But has a people with the antiquity and the history of the Celts, and amongst the Celts of the Highlanders, no equivalent for Adet-dur? Yes, they have or had. “It was nature,” or “It was natural,” or “It was family,” the word signifying all these. With that word they would have kept their numbers, their customs, their kilts, and their swords. They would have still their songs and songsters. There was in that sentence a knot of life—a knot that no hands but their own could untie.

The Spaniards, too, have a sentence of their own, Cosas de España.

FOOTNOTES:

[79] A lady, writing from the north of Scotland, thus speaks of the double invasion there of bonnets and poor:—“Bonnets have been the destruction of the Caithness servants: what they spend on these, and flowers and ribands (instead of the linsey-wolsey petticoat, cotton jacket, and snood), would keep their parents in meal for months; but, of course, now that there is a ‘legal assessment,’ what need they care or “scrimp” themselves, only to spare the parish.”—“She (an old woman of ninety-two) told me, that formerly there was more love among neighbours than now among brothers.”
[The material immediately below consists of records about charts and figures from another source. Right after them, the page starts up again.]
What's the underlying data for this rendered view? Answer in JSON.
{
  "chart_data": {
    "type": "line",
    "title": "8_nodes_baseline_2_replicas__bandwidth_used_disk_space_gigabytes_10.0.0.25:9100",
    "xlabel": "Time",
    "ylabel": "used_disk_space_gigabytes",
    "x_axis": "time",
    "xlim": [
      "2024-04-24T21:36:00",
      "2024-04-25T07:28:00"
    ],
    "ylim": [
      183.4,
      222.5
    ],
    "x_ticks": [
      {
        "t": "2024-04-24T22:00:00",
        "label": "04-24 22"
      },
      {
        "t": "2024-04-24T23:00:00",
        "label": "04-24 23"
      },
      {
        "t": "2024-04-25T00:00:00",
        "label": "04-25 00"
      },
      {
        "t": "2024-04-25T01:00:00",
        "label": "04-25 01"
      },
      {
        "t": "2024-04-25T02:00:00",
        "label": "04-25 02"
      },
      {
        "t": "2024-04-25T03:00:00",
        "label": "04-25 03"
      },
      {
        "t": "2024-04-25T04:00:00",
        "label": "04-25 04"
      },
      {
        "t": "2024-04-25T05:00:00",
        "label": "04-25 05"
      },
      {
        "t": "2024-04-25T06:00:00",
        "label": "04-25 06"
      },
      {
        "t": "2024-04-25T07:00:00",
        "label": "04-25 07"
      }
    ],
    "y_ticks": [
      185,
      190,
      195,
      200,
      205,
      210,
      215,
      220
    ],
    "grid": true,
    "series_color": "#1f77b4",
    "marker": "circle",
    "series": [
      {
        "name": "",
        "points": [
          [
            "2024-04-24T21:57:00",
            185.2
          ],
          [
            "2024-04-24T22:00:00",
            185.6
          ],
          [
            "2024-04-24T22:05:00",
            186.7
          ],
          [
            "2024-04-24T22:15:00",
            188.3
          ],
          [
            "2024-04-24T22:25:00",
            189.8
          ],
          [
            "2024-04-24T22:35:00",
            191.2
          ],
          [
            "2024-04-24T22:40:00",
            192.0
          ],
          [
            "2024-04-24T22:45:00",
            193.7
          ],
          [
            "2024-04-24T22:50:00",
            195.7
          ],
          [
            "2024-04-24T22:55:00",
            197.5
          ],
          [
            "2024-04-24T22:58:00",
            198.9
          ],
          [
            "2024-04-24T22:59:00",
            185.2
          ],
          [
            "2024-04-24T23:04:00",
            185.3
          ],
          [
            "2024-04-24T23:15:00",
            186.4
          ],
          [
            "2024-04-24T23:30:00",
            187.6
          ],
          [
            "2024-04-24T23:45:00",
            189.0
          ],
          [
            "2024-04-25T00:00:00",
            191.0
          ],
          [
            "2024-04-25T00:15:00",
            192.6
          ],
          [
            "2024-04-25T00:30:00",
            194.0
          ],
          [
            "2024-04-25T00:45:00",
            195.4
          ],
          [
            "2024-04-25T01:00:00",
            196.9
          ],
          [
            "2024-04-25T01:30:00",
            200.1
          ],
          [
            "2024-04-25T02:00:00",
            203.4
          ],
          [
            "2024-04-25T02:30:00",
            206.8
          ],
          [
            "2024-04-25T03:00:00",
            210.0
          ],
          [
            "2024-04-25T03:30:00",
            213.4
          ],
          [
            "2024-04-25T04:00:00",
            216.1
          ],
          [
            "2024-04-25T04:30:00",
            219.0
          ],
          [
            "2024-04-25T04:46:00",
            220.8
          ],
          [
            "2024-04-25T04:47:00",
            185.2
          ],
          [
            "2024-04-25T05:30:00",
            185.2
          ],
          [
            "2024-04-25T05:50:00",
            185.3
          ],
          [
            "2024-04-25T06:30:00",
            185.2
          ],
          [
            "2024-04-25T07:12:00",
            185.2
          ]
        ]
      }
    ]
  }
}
[80] The name of the cloak worn by the gentlemen, and of the plaid used by the peasants.

[81] I have heard of another mantilla—de Cacherula—longer than the others, and like a scarf.

[82] The word Sarra is given in Aldevete: he renders it princess; also Sarria, Valencian for net. He derives both from the Hebrew.

[83] “Quod nunc Tyrus dicitur olim Sarra vocabatur.”—Scholiast on Virgil.

“Pœnos Sarra oriundos.”—Ennius.

[84] “Mantilla de Tiro” may be from the same word.